47. Following the Equator: Volume I by Mark Twain (1897) 288 p.

gotta get away from these loan sharks!

Following the Equator was written at a time of great financial crisis for Twain. He had sunk all his money into a foolish investment in a “revolutionary typesetting machine,” which failed, and left him a hundred grand in the hole – equivalent to nearly $2 million today. To extricate himself from this debt he planned a global lecturing tour, with the route chosen to emphasise English-speaking countries. The first volume in this travelogue follows his misadventures in Hawaii, Fiji, Australia and New Zealand.
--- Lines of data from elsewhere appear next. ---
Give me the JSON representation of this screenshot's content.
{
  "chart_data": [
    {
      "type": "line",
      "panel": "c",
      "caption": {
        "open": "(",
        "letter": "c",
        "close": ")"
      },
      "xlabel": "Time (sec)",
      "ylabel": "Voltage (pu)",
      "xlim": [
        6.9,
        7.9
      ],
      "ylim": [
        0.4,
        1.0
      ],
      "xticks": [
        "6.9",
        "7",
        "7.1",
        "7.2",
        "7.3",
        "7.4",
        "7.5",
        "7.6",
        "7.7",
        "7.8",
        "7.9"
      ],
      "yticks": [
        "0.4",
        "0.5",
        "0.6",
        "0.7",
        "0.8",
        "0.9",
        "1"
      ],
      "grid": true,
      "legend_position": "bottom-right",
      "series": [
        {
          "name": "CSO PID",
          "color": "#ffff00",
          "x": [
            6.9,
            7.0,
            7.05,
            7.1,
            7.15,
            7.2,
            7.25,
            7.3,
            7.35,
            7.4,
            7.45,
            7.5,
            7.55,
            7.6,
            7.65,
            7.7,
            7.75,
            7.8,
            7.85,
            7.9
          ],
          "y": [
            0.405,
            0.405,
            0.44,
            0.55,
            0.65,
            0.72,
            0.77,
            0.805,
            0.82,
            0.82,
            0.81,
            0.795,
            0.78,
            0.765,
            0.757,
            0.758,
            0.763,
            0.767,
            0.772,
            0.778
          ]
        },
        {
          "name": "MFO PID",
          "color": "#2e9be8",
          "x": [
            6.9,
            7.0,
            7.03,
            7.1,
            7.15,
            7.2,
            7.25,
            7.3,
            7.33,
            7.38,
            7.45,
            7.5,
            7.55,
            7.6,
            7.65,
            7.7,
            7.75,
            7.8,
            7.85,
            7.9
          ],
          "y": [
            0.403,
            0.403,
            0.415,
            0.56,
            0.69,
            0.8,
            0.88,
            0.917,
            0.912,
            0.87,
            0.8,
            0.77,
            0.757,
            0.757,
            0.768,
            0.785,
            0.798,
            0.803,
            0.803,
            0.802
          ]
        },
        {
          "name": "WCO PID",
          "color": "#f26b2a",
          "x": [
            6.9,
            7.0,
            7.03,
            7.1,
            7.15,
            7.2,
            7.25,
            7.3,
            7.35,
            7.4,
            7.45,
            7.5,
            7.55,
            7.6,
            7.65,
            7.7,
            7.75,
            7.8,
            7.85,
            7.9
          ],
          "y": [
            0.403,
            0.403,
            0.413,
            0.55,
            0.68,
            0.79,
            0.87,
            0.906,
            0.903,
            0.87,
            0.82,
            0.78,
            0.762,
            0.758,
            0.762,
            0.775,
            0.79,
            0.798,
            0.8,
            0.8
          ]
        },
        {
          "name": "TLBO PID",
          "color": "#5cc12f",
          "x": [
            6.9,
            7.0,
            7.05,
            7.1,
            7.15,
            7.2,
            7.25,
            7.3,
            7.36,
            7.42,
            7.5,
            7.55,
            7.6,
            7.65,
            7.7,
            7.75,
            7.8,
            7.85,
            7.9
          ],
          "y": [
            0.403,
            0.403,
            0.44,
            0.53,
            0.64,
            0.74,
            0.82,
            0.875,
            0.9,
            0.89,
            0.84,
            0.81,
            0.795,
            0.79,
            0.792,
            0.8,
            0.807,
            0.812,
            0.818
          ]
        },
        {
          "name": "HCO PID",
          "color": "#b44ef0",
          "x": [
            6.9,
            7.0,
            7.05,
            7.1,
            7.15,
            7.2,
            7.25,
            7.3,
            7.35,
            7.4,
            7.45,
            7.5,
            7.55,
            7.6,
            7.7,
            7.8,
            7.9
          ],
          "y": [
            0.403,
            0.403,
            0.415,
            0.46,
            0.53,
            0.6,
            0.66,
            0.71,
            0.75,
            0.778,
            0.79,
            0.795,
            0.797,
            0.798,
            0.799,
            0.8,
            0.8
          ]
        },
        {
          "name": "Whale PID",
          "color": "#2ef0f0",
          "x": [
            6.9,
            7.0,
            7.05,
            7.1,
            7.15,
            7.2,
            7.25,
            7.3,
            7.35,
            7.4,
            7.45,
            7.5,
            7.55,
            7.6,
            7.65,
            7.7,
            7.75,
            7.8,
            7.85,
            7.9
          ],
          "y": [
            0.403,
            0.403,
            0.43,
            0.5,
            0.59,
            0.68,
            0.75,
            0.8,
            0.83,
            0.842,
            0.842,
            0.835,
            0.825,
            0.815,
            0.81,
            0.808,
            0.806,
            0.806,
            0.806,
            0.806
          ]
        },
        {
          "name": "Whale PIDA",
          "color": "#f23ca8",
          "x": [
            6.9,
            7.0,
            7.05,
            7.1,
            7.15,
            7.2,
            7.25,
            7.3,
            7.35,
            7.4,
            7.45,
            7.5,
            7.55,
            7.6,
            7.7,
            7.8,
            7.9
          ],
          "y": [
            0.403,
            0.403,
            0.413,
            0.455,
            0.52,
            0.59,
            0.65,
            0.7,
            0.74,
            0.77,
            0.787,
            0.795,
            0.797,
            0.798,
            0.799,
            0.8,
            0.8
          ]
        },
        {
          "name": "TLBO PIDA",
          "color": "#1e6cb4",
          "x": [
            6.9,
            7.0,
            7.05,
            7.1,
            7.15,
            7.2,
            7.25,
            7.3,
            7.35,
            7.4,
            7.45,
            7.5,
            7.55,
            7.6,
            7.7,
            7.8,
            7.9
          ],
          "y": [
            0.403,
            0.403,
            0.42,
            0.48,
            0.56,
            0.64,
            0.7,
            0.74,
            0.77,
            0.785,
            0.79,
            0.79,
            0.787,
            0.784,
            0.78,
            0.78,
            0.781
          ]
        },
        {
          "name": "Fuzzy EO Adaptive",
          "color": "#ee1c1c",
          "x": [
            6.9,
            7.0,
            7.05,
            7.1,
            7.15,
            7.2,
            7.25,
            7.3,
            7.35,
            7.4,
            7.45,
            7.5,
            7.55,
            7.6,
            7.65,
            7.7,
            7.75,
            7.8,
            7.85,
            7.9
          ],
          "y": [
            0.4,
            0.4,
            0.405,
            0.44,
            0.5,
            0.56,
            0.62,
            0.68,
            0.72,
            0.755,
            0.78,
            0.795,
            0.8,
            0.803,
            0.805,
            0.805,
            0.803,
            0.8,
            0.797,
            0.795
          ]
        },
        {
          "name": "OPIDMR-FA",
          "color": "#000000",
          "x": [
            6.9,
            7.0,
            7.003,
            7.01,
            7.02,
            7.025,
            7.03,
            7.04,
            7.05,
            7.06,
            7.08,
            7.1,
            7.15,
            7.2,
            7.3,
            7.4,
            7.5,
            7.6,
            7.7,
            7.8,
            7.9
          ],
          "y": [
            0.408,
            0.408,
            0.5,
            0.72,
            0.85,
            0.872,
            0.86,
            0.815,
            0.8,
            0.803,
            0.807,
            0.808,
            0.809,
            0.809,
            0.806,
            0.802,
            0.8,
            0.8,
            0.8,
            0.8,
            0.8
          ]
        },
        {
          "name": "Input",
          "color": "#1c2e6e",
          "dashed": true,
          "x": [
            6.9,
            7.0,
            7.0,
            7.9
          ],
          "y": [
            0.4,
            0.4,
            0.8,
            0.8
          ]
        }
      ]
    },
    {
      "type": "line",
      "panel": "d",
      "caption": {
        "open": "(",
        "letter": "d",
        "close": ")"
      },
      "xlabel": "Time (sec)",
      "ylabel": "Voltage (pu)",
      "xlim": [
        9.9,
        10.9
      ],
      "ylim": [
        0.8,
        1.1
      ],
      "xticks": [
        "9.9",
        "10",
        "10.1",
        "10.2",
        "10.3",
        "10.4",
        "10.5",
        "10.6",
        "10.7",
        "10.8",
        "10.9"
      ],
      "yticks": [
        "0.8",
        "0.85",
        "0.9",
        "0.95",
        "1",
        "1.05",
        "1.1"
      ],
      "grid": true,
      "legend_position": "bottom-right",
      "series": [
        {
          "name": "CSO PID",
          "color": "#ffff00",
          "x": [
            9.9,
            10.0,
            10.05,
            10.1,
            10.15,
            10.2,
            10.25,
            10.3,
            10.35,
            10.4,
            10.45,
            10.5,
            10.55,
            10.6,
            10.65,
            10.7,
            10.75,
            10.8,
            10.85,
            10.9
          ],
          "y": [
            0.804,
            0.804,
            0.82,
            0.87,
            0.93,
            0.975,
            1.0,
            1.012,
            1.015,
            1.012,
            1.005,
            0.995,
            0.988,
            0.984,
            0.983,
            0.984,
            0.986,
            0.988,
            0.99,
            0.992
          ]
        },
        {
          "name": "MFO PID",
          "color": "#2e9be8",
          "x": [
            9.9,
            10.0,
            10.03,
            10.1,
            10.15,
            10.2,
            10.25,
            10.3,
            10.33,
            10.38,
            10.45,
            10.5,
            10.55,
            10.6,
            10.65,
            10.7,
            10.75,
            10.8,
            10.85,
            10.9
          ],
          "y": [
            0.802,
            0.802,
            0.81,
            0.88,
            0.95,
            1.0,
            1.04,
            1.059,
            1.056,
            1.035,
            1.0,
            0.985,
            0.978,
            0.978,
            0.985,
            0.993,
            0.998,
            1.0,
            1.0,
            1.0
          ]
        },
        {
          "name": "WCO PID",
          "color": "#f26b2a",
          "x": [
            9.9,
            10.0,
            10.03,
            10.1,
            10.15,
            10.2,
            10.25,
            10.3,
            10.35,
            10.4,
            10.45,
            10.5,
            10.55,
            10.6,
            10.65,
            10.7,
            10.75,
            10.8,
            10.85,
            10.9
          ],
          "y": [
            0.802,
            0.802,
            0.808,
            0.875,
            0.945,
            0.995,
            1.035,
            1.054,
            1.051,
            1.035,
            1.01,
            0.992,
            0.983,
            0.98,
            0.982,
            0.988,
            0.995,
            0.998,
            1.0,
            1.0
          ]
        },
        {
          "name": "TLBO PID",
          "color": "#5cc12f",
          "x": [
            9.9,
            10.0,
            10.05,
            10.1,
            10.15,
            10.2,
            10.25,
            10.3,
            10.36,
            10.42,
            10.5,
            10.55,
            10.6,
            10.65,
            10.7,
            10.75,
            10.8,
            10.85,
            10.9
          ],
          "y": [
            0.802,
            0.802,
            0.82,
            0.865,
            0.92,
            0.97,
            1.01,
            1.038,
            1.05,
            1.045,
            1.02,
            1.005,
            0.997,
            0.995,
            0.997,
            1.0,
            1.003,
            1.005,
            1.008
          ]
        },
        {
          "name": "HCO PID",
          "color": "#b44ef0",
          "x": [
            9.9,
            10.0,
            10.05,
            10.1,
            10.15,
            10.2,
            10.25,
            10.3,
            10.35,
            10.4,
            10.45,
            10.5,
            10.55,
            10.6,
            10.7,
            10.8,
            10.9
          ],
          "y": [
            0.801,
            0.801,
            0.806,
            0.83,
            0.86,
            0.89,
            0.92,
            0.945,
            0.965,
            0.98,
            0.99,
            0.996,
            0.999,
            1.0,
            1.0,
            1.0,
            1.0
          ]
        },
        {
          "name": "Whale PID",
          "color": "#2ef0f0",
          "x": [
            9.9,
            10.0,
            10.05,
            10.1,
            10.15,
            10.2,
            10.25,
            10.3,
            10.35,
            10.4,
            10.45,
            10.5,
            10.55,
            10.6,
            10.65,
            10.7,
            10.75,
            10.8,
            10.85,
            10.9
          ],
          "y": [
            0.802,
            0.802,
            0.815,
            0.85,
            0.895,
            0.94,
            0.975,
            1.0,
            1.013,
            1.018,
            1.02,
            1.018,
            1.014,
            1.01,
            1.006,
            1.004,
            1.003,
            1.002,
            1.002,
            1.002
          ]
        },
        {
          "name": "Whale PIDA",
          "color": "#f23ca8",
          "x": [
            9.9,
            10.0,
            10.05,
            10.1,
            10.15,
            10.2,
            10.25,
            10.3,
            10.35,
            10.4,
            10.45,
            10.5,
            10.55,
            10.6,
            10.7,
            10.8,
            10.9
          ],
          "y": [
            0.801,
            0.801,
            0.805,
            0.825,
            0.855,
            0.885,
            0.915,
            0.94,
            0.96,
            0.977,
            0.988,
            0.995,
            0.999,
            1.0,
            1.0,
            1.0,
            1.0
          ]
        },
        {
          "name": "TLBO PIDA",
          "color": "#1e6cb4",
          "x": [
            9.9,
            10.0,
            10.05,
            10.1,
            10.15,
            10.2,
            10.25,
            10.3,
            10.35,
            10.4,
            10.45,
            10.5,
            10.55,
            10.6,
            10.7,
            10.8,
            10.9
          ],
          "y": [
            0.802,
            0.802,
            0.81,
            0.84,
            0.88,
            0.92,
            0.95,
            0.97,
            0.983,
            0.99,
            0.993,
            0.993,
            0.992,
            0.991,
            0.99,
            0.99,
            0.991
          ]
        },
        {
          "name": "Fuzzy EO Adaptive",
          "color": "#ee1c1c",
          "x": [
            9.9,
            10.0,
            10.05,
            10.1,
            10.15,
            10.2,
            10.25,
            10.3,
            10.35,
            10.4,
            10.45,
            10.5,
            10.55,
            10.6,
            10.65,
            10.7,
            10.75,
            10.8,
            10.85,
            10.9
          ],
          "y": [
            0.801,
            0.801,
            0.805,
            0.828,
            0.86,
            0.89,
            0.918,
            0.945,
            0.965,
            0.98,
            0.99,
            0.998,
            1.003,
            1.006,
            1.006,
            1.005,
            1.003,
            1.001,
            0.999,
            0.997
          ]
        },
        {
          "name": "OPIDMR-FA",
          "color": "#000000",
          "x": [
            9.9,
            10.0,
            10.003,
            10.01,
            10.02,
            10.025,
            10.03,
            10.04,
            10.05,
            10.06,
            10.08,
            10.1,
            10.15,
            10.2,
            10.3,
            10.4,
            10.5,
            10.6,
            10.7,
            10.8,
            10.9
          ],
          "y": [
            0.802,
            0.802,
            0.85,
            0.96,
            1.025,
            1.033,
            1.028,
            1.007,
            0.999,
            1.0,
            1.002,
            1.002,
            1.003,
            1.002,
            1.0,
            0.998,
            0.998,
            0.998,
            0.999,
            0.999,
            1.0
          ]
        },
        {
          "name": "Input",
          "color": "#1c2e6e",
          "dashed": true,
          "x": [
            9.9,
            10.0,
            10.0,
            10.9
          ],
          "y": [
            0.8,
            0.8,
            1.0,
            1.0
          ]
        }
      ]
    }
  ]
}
I’ve never read anything by Mark Twain before. I suppose if I was American I would have read The Great American Novel in high school, but naturally I read the Great Australian Novel instead. So this was my first Twain book, and I was given an opportunity to view my own nation, in the late 19th century, through the eyes of an outsider. It was similar to Down Under in a way, as both writers thoroughly enjoy their time in Australia, with plenty of compliments, and observations on the curious nature of the Australian inferiority complex considering the fact that most foreign visitors are utterly enchanted by this country. Both visitors also criticise Australia’s dark past, and for Twain this is no mean feat, considering that he was writing at a time when Aboriginals were considered to be no better than animals. It’s all well and good to look contemptuously on the mistakes of the past from a smug modern vantage point, but to be the man decrying such horrors as they are going on around him is quite laudable.

Twain would be a rare breed for this reason alone – compassionate, progressive thinking, breaking away from mindsets which we today consider abhorrent. But he is a jewel among pebbles for other reasons, too. He’s funny, intelligent, witty, and accessible even to the 21st century reader. It’s always a pleasure to be able to read non-fiction more than 100 years old and find that it is easily understandable and relatable.